Fielding put down the telephone and turned to Pinata, who was sitting at his desk writing a letter to his son, Johnny. The boy, who was ten, lived in New Orleans with his mother, and Pinata saw him only for a month out of every year, but he wrote to him regularly each week.

Pinata said, without looking up, “Is she coming?”

“Certainly she’s coming. Right away. I told you she would, didn’t I?”

“What people like you tell me I don’t always believe.”

“I could take exception to that remark but I won’t, because I’m feeling good.”

“You should be. You’ve gone through a pint of my bourbon.”

“I called you a gentleman, didn’t I? Didn’t you hear me tell Daisy you were a gentleman?”

“So?”

“No gentleman ever begrudges a drink to a fellow gentleman in distress. That’s one of the rules of civilized society.”

“It is, eh?” Pinata finished his letter: Be a good boy, Johnny, and don’t forget to write. I enclose five dollars so you can buy your mother and your little sister a nice valentine. Best love from your loving Dad.

He put the letter in an envelope and sealed it. He always had a sick, lost feeling when he wrote to this boy who was his only known relative; it made him mad at the world, or whatever part of the world happened to be available at the moment. This time it was Fielding.
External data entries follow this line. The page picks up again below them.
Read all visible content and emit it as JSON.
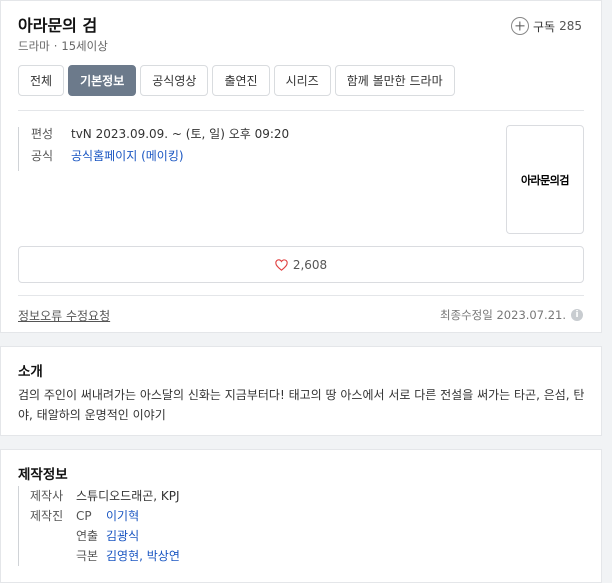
{
  "header": {
    "title": "아라문의 검",
    "genre": "드라마",
    "separator": "·",
    "rating": "15세이상",
    "subscribe_label": "구독",
    "subscribe_count": "285"
  },
  "tabs": [
    {
      "label": "전체",
      "active": false
    },
    {
      "label": "기본정보",
      "active": true
    },
    {
      "label": "공식영상",
      "active": false
    },
    {
      "label": "출연진",
      "active": false
    },
    {
      "label": "시리즈",
      "active": false
    },
    {
      "label": "함께 볼만한 드라마",
      "active": false
    }
  ],
  "info": {
    "broadcast_label": "편성",
    "broadcast_value": "tvN  2023.09.09. ~  (토, 일) 오후 09:20",
    "official_label": "공식",
    "official_link_homepage": "공식홈페이지",
    "official_link_making": "(메이킹)"
  },
  "poster": {
    "logo_text": "아라문의검"
  },
  "like": {
    "count": "2,608",
    "icon": "heart-icon"
  },
  "footer": {
    "report_label": "정보오류 수정요청",
    "updated_text": "최종수정일 2023.07.21.",
    "info_icon_glyph": "i"
  },
  "intro": {
    "title": "소개",
    "text": "검의 주인이 써내려가는 아스달의 신화는 지금부터다! 태고의 땅 아스에서 서로 다른 전설을 써가는 타곤, 은섬, 탄야, 태알하의 운명적인 이야기"
  },
  "production": {
    "title": "제작정보",
    "studio_label": "제작사",
    "studio_value": "스튜디오드래곤, KPJ",
    "crew_label": "제작진",
    "cp_label": "CP",
    "cp_value": "이기혁",
    "director_label": "연출",
    "director_value": "김광식",
    "writer_label": "극본",
    "writer_value": "김영현, 박상연"
  }
}
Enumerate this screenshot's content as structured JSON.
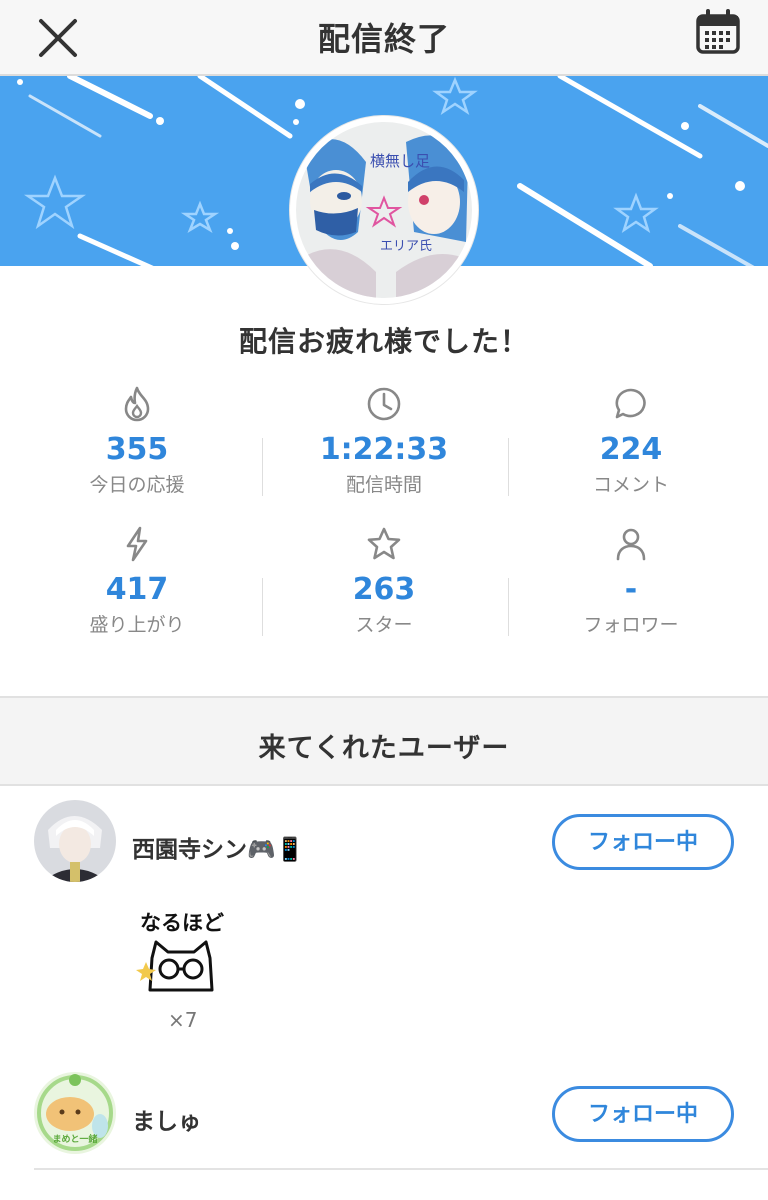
{
  "header": {
    "title": "配信終了",
    "close_icon": "close-icon",
    "calendar_icon": "calendar-icon"
  },
  "colors": {
    "accent": "#2f86db",
    "banner": "#4aa3ef",
    "header_bg": "#f7f7f7"
  },
  "avatar_text": {
    "left": "横無し足",
    "right": "エリア氏"
  },
  "thanks_message": "配信お疲れ様でした！",
  "stats": [
    {
      "icon": "flame-icon",
      "value": "355",
      "label": "今日の応援"
    },
    {
      "icon": "clock-icon",
      "value": "1:22:33",
      "label": "配信時間"
    },
    {
      "icon": "comment-icon",
      "value": "224",
      "label": "コメント"
    },
    {
      "icon": "lightning-icon",
      "value": "417",
      "label": "盛り上がり"
    },
    {
      "icon": "star-icon",
      "value": "263",
      "label": "スター"
    },
    {
      "icon": "person-icon",
      "value": "-",
      "label": "フォロワー"
    }
  ],
  "visitors_section": {
    "title": "来てくれたユーザー"
  },
  "users": [
    {
      "name": "西園寺シン🎮📱",
      "follow_label": "フォロー中",
      "stamp_text": "なるほど",
      "stamp_count": "×7"
    },
    {
      "name": "ましゅ",
      "follow_label": "フォロー中",
      "avatar_text": "まめと一緒"
    }
  ]
}
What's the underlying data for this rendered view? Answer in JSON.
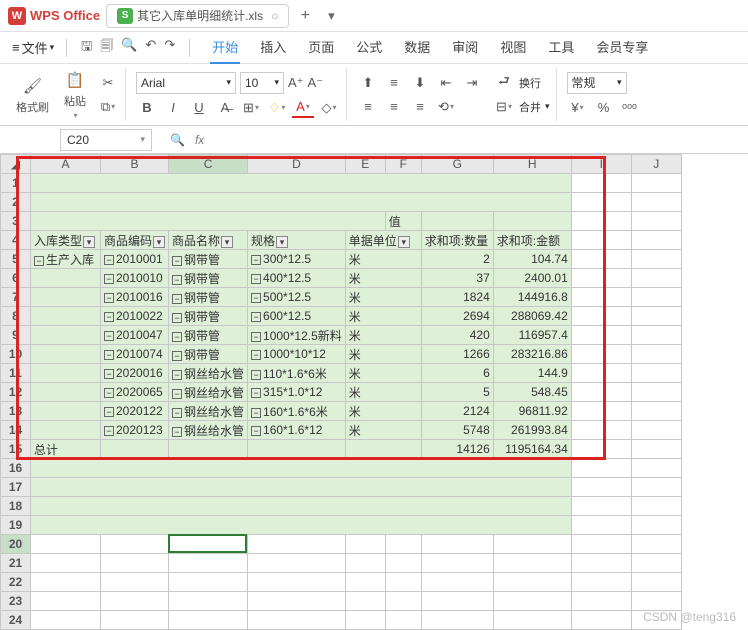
{
  "title_bar": {
    "app": "WPS Office",
    "doc_name": "其它入库单明细统计.xls"
  },
  "menu": {
    "file": "文件",
    "tabs": [
      "开始",
      "插入",
      "页面",
      "公式",
      "数据",
      "审阅",
      "视图",
      "工具",
      "会员专享"
    ],
    "active_tab": "开始"
  },
  "ribbon": {
    "format_painter": "格式刷",
    "paste": "粘贴",
    "font_name": "Arial",
    "font_size": "10",
    "wrap": "换行",
    "merge": "合并",
    "format_menu": "常规"
  },
  "name_box": "C20",
  "fx_label": "fx",
  "col_headers": [
    "A",
    "B",
    "C",
    "D",
    "E",
    "F",
    "G",
    "H",
    "I",
    "J"
  ],
  "table": {
    "pivot_header_value": "值",
    "headers": {
      "A": "入库类型",
      "B": "商品编码",
      "C": "商品名称",
      "D": "规格",
      "E": "单据单位",
      "G": "求和项:数量",
      "H": "求和项:金额"
    },
    "category": "生产入库",
    "totals_label": "总计",
    "rows": [
      {
        "code": "2010001",
        "name": "钢带管",
        "spec": "300*12.5",
        "unit": "米",
        "qty": "2",
        "amt": "104.74"
      },
      {
        "code": "2010010",
        "name": "钢带管",
        "spec": "400*12.5",
        "unit": "米",
        "qty": "37",
        "amt": "2400.01"
      },
      {
        "code": "2010016",
        "name": "钢带管",
        "spec": "500*12.5",
        "unit": "米",
        "qty": "1824",
        "amt": "144916.8"
      },
      {
        "code": "2010022",
        "name": "钢带管",
        "spec": "600*12.5",
        "unit": "米",
        "qty": "2694",
        "amt": "288069.42"
      },
      {
        "code": "2010047",
        "name": "钢带管",
        "spec": "1000*12.5新料",
        "unit": "米",
        "qty": "420",
        "amt": "116957.4"
      },
      {
        "code": "2010074",
        "name": "钢带管",
        "spec": "1000*10*12",
        "unit": "米",
        "qty": "1266",
        "amt": "283216.86"
      },
      {
        "code": "2020016",
        "name": "钢丝给水管",
        "spec": "110*1.6*6米",
        "unit": "米",
        "qty": "6",
        "amt": "144.9"
      },
      {
        "code": "2020065",
        "name": "钢丝给水管",
        "spec": "315*1.0*12",
        "unit": "米",
        "qty": "5",
        "amt": "548.45"
      },
      {
        "code": "2020122",
        "name": "钢丝给水管",
        "spec": "160*1.6*6米",
        "unit": "米",
        "qty": "2124",
        "amt": "96811.92"
      },
      {
        "code": "2020123",
        "name": "钢丝给水管",
        "spec": "160*1.6*12",
        "unit": "米",
        "qty": "5748",
        "amt": "261993.84"
      }
    ],
    "totals": {
      "qty": "14126",
      "amt": "1195164.34"
    }
  },
  "watermark": "CSDN @teng316"
}
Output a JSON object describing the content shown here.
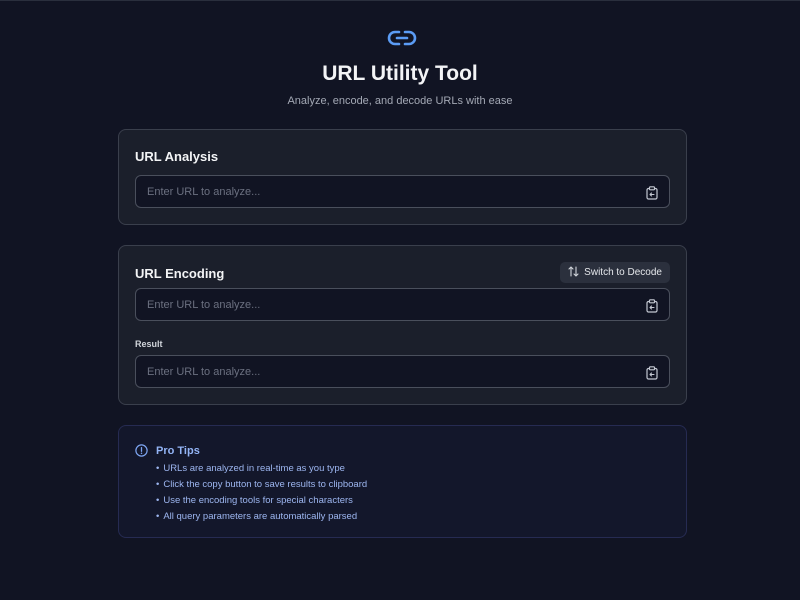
{
  "header": {
    "logo_icon": "link-icon",
    "title": "URL Utility Tool",
    "subtitle": "Analyze, encode, and decode URLs with ease"
  },
  "analysis": {
    "title": "URL Analysis",
    "input_placeholder": "Enter URL to analyze...",
    "input_value": "",
    "copy_icon": "clipboard-icon"
  },
  "encoding": {
    "title": "URL Encoding",
    "switch_label": "Switch to Decode",
    "switch_icon": "swap-vertical-icon",
    "input_placeholder": "Enter URL to analyze...",
    "input_value": "",
    "result_label": "Result",
    "result_placeholder": "Enter URL to analyze...",
    "result_value": ""
  },
  "tips": {
    "icon": "info-icon",
    "title": "Pro Tips",
    "items": [
      "URLs are analyzed in real-time as you type",
      "Click the copy button to save results to clipboard",
      "Use the encoding tools for special characters",
      "All query parameters are automatically parsed"
    ]
  },
  "colors": {
    "background": "#111423",
    "card": "#1b1f2b",
    "accent": "#5b9cf5",
    "tips_text": "#9db6f0"
  }
}
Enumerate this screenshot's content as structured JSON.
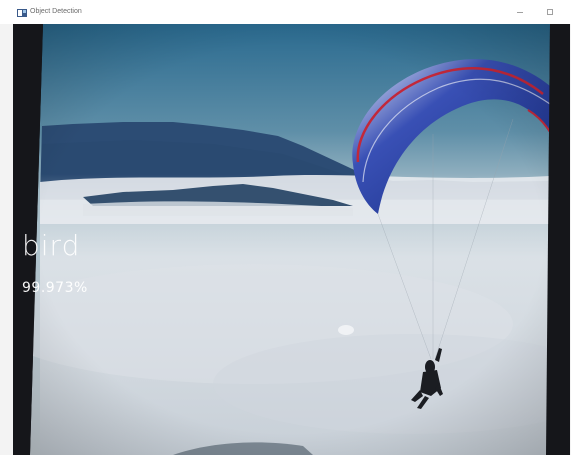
{
  "window": {
    "title": "Object Detection",
    "icon": "app-window-icon",
    "controls": {
      "minimize_icon": "minimize-icon",
      "maximize_icon": "maximize-icon"
    }
  },
  "detection": {
    "label": "bird",
    "confidence": "99.973%"
  },
  "colors": {
    "sky_top": "#2d6e93",
    "sky_bottom": "#b9cad0",
    "mountain": "#2f4e75",
    "cloud": "#d8dde3",
    "canopy_blue": "#1f3fa0",
    "canopy_red": "#c2283a",
    "overlay_text": "#ffffff"
  }
}
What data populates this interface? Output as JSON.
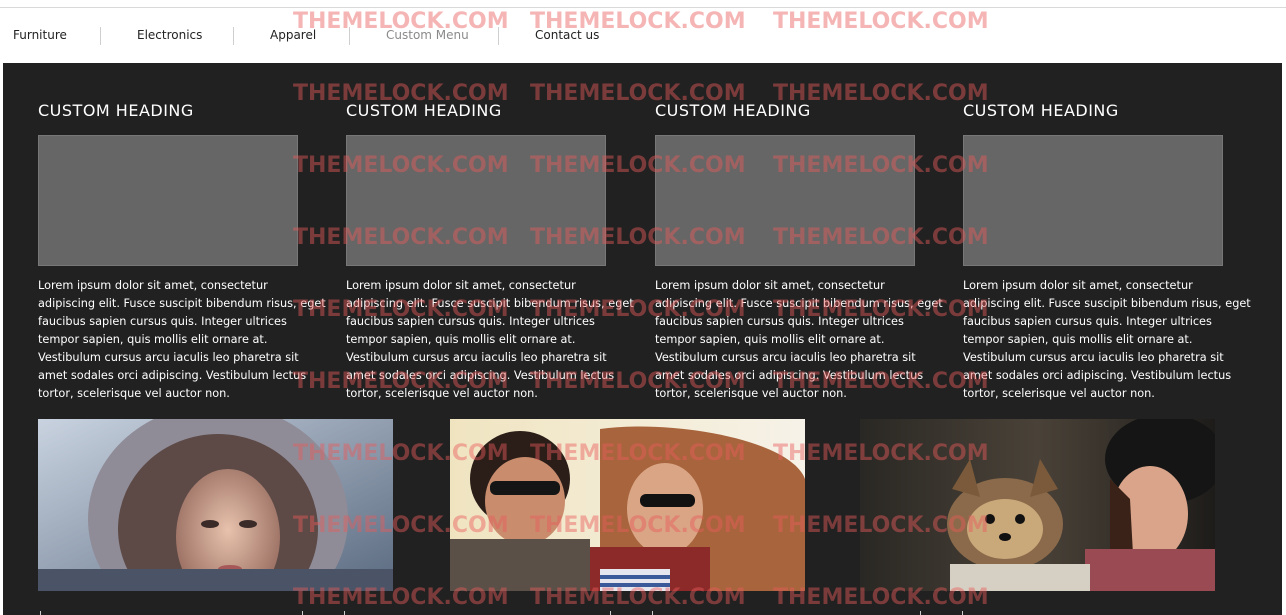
{
  "nav": {
    "items": [
      {
        "label": "Furniture"
      },
      {
        "label": "Electronics"
      },
      {
        "label": "Apparel"
      },
      {
        "label": "Custom Menu"
      },
      {
        "label": "Contact us"
      }
    ]
  },
  "columns": [
    {
      "heading": "CUSTOM HEADING",
      "text": "Lorem ipsum dolor sit amet, consectetur adipiscing elit. Fusce suscipit bibendum risus, eget faucibus sapien cursus quis. Integer ultrices tempor sapien, quis mollis elit ornare at. Vestibulum cursus arcu iaculis leo pharetra sit amet sodales orci adipiscing. Vestibulum lectus tortor, scelerisque vel auctor non."
    },
    {
      "heading": "CUSTOM HEADING",
      "text": "Lorem ipsum dolor sit amet, consectetur adipiscing elit. Fusce suscipit bibendum risus, eget faucibus sapien cursus quis. Integer ultrices tempor sapien, quis mollis elit ornare at. Vestibulum cursus arcu iaculis leo pharetra sit amet sodales orci adipiscing. Vestibulum lectus tortor, scelerisque vel auctor non."
    },
    {
      "heading": "CUSTOM HEADING",
      "text": "Lorem ipsum dolor sit amet, consectetur adipiscing elit. Fusce suscipit bibendum risus, eget faucibus sapien cursus quis. Integer ultrices tempor sapien, quis mollis elit ornare at. Vestibulum cursus arcu iaculis leo pharetra sit amet sodales orci adipiscing. Vestibulum lectus tortor, scelerisque vel auctor non."
    },
    {
      "heading": "CUSTOM HEADING",
      "text": "Lorem ipsum dolor sit amet, consectetur adipiscing elit. Fusce suscipit bibendum risus, eget faucibus sapien cursus quis. Integer ultrices tempor sapien, quis mollis elit ornare at. Vestibulum cursus arcu iaculis leo pharetra sit amet sodales orci adipiscing. Vestibulum lectus tortor, scelerisque vel auctor non."
    }
  ],
  "watermark": "THEMELOCK.COM",
  "colors": {
    "panel_bg": "#212121",
    "placeholder": "#666666",
    "watermark": "#e85a5a"
  }
}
Pinata pounded an airmail stamp on the envelope and said, “You’re a bum, Foster.”

“Fielding, if you please.”

“Foster, Fielding, Smith, you’re still a bum.”

“I’ve had a lot of hard luck.”

“For every ounce of hard luck you’ve had, I bet you’ve passed a pound of it along to other people. Mrs. Harker, for instance.”

“That’s a lie. I’ve never harmed a hair on Daisy’s head. Why, I’ve never even asked her for money unless it was absolutely necessary. And it’s not as if she can’t afford it. She made a very good marriage — trust Mrs. Fielding to see to that. So what if I put the bite on her now and then? When you come right down to it...”

“Don’t bother coming right down to it,” Pinata said. “You bore me.”

Fielding’s lower lip began to pout as if it had been stung by the word. He hadn’t minded so much being called a bum since there was some truth in the statement, but he’d never considered himself a bore. “If I’d known that was your opinion of me,” he said with dignity, “I’d never have drunk your liquor.”